Станислав Смирнов «Вопрос, как высоко ты ставишь планку»

Лауреат Филдсовской премии математик Станислав Смирнов рассказал о личном Ольге Ципенюк

Рубрику ведет Ольга Ципенюк

Юный математик Станислав Смирнов

Фото: фото из личного архива

Про корни

У меня вполне типичная ленинградская, петербургская семья. Я рос с мамой и ее родителями. Дедушка был профессором в Военно-механическом институте и очень хорошим ученым-конструктором. Думаю, он во мне и поселил тягу к научному и инженерному. Бабушка была фельдшером в осажденном Ленинграде, большую часть блокады провела в городе. Второй дедушка работал в уголовном розыске, во время войны командовал милицейской ротой, которая сражалась на Невском пятачке, там множество людей полегло. Папина мама — военврач, майор, хирург, прошла и Халхин-Гол, и финскую кампанию, и Великую Отечественную.

Официально

Математик, лауреат Филдсовской премии. Родился 3 сентября 1970 года в Ленинграде. Дважды — в 1986 и 1987 годах — становился победителем Международной математической олимпиады. В 1992-м Смирнов окончил математико-механический факультет СПбГУ, затем — аспирантуру в Калифорнийском технологическом институте, где получил докторскую степень. Проходил стажировку в Йельском университете, некоторое время работал в Институте высших исследований (Принстон) и Институте математики Макса Планка (Бонн). В 2001 году Смирнов был назначен профессором Королевского технологического института в Стокгольме, занимался исследованиями при Шведской королевской академии наук. С 2003 года — профессор Женевского университета.

Фото: Юрий Мартьянов, Коммерсантъ  /  купить фото

В 2010-м Станислав Смирнов был удостоен одной из самых престижных математических наград — Филдсовской премии. В том же году он выиграл мегагрант Минобрнауки РФ: 95 млн рублей были выделены на создание лаборатории под руководством Смирнова при СПбГУ. В числе его наград: премия Санкт-Петербургского математического общества (1997), премия Математического института Клея (2001), премия Салема (2001), премия Грана Густафсона (2001), премия Ролло Давидсона (2002), премия Европейского математического общества (2004).

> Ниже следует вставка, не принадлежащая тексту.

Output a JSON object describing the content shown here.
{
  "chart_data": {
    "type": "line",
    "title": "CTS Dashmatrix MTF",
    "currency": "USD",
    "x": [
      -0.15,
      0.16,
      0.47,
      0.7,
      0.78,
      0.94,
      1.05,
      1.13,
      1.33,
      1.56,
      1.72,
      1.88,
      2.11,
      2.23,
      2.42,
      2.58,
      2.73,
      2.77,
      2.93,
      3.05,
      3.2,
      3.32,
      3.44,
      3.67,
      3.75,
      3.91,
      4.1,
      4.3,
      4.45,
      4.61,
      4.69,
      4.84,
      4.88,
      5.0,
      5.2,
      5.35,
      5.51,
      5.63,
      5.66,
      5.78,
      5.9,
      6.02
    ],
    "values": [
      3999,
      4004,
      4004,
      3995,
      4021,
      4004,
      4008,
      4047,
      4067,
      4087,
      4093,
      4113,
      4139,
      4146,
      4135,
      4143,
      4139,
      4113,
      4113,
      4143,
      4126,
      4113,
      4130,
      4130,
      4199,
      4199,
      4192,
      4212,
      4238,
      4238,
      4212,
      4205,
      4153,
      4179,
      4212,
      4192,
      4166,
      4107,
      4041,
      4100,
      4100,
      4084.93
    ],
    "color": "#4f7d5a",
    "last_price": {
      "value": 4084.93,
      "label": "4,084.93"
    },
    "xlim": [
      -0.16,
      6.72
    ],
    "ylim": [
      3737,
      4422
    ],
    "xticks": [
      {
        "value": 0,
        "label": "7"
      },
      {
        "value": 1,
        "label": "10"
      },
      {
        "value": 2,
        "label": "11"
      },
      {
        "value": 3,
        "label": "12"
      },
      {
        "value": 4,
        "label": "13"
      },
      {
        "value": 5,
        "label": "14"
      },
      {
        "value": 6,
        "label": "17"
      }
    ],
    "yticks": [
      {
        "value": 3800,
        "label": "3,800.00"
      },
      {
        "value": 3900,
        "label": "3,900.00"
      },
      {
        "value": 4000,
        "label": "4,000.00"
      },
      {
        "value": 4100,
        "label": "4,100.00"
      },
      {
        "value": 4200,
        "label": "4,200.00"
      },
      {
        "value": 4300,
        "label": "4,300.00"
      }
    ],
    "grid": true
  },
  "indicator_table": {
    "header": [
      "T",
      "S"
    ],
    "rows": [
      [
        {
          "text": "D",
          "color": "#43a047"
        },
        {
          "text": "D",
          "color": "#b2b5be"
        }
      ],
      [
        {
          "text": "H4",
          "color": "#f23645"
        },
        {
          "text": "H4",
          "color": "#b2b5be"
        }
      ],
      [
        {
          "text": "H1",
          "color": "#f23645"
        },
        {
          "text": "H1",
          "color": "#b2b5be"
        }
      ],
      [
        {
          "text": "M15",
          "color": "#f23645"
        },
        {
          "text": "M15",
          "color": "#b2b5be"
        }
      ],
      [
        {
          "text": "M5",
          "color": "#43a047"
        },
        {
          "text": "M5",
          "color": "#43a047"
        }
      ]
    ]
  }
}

Смирнов является сопредседателем Общественного совета при Минобрнауки России.

Женат, имеет двоих детей.

Мама была инженером, потом работала программистом. Папа был физиком-экспериментатором. Оба имели математические способности, и в этом смысле, думаю, я много взял от родителей. Психологически, эмоционально я, конечно, мамин сын, у меня характер весь в нее — серьезный и немножко упрямый.

Про детство

Не очень помню себя в раннем возрасте — у меня довольно плохая память. Лев Толстой писал, что помнит, как его пеленали, а я с трудом вспоминаю начальную школу. Может, поэтому я и стал математиком: в математике можно многое не запоминать — все выводится из первичных принципов, если подумать, конечно. В отличие от, скажем, химии или медицины, где надо много заучивать.

Воспитывали меня нестрого, хотя я был довольно-таки хулиганистым и, может быть, капризным. Иногда такие… шутки шутил. Один раз деду перед занятиями материал подменил — вместо одной лекции подложил другую. Меня пожурили, хотя, наверное, стоило и наказать. Но в семье все были очень добрые, не наказывали.

Про учение

Сегодня часто говорят о том, что у нас крах, ужас-ужас с образованием. Но это проблема общемировая — прежде всего потому, что дети стали другими. Например, уменьшилась концентрация внимания, дети не могут долго сосредотачиваться на одном предмете, отвлекаются. Раньше задавали прочесть и пересказать рассказ на семь страниц — и ребенку было просто, а сейчас он не может до конца рассказа досидеть. С другой стороны, современные дети быстрее переключаются, могут делать несколько вещей одновременно: писать эсэмэску, разговаривать с приятелем и еще слушать музыку другим ухом. Дети не стали хуже или лучше, просто они за последние десятилетия изменились сильнее, чем за предыдущие века.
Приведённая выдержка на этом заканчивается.